Chegou a ser penoso ver Francisco Conceição, nos momentos finais, a driblar um ou dois sem quaisquer apoios para prosseguir o lance. Ou então Nuno Mendes em cavalgadas furiosas a tentar ligar setores, com o último suspiro a tender sempre para os corredores. E, sim, jogos destes fazem-se e ganham-se também com frescura física: ter Jota mais ao lado de Ronaldo até nem é mal pensado, mas tirar Leão é que não estava nos planos. Sim, por vezes até pode ser inconsequente mas, à falta de melhor, as suas arrancadas são sinónimo de vitalidade e daquela cautela invisível que faz sempre os eslovenos tremerem um pouco na altura do contragolpe. Ainda por cima quando o jogo se espremia leve e levemente para um prolongamento que precisava mais de pernas e menos de tática.

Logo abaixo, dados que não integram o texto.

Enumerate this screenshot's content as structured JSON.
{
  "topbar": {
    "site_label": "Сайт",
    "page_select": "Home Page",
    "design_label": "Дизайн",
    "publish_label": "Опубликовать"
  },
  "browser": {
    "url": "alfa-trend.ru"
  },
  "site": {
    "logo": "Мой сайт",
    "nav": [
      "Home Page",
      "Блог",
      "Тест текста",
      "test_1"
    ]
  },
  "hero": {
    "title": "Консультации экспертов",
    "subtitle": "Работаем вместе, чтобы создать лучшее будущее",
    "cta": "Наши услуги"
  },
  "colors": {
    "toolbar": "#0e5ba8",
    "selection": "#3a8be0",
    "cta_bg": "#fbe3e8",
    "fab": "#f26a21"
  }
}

E até houve nuances positivas: a colocação de Nuno Mendes como elemento a sair na linha de três foi astuta; bem como a derivação de João Cancelo para zonas mais interiores, puxando Bernardo mais para a ala e permitindo que Bruno calcorreasse uma zona mais próxima de Ronaldo. Por aí tudo bem. A questão é que a seleção portuguesa tem talento de sobra para não viver de meia dúzia de salpicos, nem de um modelo contrariável por um bloco baixo minimamente coeso. Impõe-se mais. E estranha-se: sobretudo numa equipa que, durante a fase de qualificação, marcou 36 golos em 10 jogos. E que chegou a atuar com cinco avançados frente ao Luxemburgo. Inexplicável ou talvez a face escondida da lua de Martinez: naquela hora, naquela hora crítica, todos são iguais mas há uns mais iguais que outros. E esses não saem da equipa nem que chovam picaretas. Nem que a vaca tussa. Porque vacas sagradas não tossem. Mantêm-se noite e dia. Dia e noite. Noite e dia.